In that extract, the speaker summed up three ways in which objects be said to withdraw from a conscious awareness:

1) by always transcending or exceeding any attempt we might make to grasp them completely in perception or representation (whether in use or in language). This is a concept that is what Graham Harman talks in terms of an objects "being in itself" and Harman describes this as "the shadow weeks of to rainy and depths" and of which the objects being for us is just one particular partial version.

2) by withdrawing into the background of our awareness when we are concerned with something else,-i.e. something becoming just another component of the "life world" of objects that form the ever present backdrop to our current activity. This is the interesting part that I too am concerned with in relation to things being taken for granted and left behind, and equally the concept of grief and loss.

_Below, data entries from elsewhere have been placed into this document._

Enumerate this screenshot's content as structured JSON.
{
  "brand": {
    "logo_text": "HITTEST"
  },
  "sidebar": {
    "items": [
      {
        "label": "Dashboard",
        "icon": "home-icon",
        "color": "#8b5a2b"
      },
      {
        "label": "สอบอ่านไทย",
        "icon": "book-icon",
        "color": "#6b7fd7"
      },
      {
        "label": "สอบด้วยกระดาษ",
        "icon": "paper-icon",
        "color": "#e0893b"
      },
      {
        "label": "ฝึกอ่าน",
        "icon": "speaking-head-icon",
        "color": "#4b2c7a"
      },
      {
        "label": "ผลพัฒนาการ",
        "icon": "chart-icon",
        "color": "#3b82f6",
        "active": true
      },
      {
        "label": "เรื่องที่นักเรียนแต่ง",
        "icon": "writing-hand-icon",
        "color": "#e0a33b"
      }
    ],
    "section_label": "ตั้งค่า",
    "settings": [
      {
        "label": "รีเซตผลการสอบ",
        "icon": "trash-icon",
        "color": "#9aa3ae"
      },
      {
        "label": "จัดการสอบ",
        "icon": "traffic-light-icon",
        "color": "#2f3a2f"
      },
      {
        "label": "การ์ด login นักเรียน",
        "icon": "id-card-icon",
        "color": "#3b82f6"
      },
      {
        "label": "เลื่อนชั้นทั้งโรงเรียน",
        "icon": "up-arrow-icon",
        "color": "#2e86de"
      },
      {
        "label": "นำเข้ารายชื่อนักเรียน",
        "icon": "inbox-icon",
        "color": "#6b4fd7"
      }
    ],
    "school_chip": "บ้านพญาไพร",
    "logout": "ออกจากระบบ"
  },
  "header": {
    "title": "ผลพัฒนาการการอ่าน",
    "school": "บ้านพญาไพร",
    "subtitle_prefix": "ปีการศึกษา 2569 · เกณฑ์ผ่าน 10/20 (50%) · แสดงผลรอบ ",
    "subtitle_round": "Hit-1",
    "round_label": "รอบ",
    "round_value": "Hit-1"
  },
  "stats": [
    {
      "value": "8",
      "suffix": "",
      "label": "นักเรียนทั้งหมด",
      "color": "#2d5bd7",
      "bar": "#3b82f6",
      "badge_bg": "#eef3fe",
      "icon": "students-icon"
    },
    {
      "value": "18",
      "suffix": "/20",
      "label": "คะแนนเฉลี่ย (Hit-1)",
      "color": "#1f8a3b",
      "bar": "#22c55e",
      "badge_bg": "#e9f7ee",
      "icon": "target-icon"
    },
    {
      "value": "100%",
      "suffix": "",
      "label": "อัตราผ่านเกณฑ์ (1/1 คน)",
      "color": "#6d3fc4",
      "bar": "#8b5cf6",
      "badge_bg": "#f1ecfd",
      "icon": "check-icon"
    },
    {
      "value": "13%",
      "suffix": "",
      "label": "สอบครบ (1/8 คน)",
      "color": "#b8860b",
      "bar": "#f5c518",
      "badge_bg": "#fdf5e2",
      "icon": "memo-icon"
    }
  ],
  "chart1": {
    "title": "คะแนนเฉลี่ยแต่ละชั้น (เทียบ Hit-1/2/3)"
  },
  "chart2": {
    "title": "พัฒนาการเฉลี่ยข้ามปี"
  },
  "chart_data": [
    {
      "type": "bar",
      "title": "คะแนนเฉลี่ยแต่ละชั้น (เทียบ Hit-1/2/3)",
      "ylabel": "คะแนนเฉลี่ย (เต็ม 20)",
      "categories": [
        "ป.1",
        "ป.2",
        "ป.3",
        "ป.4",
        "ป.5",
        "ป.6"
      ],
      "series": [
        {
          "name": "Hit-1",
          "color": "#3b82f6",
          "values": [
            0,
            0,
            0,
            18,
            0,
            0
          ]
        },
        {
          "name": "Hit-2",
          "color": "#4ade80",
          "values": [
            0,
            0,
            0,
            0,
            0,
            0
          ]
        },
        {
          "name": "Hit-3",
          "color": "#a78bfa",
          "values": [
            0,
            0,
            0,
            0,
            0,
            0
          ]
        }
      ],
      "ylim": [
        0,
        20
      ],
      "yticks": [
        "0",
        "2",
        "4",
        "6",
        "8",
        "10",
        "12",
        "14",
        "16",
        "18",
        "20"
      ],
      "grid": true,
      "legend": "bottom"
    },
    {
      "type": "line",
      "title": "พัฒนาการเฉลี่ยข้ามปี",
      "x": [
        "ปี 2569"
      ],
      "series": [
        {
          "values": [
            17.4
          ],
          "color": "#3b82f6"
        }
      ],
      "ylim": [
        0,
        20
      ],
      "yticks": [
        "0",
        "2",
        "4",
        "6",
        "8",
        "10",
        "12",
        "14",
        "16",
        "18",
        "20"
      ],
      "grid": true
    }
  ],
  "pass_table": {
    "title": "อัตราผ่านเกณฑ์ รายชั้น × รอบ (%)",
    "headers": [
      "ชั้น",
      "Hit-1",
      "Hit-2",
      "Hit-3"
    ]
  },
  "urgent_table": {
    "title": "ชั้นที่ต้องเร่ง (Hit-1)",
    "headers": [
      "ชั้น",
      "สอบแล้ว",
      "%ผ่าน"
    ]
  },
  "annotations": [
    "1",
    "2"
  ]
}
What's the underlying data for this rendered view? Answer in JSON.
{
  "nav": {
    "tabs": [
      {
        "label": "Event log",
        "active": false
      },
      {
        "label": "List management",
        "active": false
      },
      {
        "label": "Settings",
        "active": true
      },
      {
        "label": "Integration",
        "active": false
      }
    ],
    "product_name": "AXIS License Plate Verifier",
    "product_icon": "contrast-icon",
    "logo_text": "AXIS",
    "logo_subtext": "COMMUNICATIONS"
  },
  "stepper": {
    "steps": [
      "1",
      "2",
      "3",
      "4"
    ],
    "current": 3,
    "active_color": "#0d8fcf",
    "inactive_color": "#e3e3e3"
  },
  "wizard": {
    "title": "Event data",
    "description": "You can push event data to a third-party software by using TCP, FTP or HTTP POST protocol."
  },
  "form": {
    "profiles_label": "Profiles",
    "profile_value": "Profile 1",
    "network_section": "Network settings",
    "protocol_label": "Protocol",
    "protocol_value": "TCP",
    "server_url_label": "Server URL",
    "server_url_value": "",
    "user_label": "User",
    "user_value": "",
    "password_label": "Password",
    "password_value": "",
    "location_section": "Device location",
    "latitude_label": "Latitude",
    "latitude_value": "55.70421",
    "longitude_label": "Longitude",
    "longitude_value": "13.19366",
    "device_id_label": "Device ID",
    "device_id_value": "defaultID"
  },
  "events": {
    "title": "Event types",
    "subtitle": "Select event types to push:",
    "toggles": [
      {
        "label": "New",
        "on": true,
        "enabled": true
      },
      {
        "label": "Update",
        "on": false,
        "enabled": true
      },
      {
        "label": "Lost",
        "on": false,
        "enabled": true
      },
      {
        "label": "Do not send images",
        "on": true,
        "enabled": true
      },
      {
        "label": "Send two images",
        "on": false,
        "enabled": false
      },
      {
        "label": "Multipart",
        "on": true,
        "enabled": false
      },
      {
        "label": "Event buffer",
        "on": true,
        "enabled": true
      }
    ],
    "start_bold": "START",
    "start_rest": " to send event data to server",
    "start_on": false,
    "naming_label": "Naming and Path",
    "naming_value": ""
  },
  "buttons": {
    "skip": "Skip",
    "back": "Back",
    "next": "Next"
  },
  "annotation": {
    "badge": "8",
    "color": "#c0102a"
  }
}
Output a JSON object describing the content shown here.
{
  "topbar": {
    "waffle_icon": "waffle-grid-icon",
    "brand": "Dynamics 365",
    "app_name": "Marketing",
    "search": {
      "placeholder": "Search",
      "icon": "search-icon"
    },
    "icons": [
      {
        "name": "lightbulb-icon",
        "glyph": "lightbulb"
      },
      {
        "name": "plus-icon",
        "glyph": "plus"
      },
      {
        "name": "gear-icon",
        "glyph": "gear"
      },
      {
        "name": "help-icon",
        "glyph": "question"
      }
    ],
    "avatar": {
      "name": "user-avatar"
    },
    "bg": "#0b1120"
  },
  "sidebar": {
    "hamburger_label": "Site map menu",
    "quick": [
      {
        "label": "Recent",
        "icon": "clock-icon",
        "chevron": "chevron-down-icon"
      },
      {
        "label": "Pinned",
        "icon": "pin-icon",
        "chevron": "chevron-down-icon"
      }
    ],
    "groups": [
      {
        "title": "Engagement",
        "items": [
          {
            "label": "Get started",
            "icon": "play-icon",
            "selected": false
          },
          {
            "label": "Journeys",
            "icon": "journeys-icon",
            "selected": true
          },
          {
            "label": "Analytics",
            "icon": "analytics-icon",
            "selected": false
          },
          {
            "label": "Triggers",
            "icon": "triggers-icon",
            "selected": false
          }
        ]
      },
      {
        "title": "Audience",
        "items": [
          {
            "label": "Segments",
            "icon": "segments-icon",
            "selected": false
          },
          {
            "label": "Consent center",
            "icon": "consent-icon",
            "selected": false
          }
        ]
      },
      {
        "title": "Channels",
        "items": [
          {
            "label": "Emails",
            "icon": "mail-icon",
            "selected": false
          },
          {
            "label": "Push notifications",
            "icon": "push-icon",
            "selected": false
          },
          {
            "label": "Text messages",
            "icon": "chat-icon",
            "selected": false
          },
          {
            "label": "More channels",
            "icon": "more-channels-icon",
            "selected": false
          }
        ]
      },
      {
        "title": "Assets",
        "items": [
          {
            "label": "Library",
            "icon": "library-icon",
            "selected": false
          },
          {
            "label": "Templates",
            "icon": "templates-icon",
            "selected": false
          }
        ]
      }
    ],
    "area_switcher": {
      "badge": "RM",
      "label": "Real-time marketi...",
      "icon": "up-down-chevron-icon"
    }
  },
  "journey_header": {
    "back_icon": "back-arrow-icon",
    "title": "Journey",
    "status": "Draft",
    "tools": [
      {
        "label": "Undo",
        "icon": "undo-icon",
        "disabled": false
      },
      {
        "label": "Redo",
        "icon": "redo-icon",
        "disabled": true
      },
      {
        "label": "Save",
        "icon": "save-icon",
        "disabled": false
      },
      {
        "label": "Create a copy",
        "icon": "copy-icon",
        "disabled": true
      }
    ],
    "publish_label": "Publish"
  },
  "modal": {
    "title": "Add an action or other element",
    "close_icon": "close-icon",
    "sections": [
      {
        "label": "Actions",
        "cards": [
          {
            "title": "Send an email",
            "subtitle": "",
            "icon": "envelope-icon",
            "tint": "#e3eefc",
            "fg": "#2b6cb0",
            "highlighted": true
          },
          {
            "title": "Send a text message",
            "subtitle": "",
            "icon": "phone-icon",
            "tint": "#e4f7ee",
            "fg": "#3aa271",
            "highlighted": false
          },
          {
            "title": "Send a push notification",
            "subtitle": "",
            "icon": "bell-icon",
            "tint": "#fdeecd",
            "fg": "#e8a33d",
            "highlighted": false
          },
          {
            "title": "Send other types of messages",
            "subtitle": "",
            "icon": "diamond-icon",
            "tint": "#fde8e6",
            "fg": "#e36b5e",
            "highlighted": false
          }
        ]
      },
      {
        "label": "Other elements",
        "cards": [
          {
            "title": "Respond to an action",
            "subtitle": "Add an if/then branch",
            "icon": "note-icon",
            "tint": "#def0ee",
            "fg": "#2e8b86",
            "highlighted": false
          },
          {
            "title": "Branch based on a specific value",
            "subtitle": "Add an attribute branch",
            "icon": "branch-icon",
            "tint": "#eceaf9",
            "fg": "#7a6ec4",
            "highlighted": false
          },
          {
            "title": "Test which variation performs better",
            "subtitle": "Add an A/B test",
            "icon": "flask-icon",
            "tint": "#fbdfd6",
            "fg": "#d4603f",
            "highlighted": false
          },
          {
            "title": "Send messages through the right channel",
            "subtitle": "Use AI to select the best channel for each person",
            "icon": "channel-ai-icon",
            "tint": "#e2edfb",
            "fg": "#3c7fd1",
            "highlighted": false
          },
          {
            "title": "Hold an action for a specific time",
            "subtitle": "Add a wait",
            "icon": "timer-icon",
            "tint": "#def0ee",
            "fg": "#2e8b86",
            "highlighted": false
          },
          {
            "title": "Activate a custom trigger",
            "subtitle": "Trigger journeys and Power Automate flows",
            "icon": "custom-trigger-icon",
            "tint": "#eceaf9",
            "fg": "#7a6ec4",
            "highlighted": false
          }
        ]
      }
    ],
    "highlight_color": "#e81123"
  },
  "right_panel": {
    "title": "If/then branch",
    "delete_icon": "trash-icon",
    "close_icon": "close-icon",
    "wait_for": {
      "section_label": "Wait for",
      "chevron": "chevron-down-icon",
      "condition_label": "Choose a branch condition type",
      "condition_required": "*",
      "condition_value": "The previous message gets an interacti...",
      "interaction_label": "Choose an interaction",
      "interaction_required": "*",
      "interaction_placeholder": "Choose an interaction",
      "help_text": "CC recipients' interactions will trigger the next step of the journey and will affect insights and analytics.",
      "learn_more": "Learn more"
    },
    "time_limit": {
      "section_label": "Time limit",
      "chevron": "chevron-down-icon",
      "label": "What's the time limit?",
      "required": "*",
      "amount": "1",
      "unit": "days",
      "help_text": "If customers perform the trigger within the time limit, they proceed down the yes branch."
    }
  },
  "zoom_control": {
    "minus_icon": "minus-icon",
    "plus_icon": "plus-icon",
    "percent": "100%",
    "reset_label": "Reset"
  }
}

3) as the tool through which I am experiencing the world "right now" in the fulfilment of a specific task. I.e., the object as an extension of my own body that recedes from my consciousness and awareness when I'm focused instead on the "task in hand" this is specifically the "ready to hand" of Heidegger's tool analysis that remains constantly on the edge of "breakdown", while still continually being monitored through a kind of habitual or background awareness, which is what Merlot Ponty calls bodily intentionality.

This third point of being continually in our minds, but only just, is a sort of half state of existence, which could be likened to a memory of a presence, we are aware of it but we do not think about it. I want to explore this in terms of things left behind, in both intellectual sense and through artistic representation which can only be in a physical sense. The object is there, but it isn't there. The language is too difficult to explain verbally through words.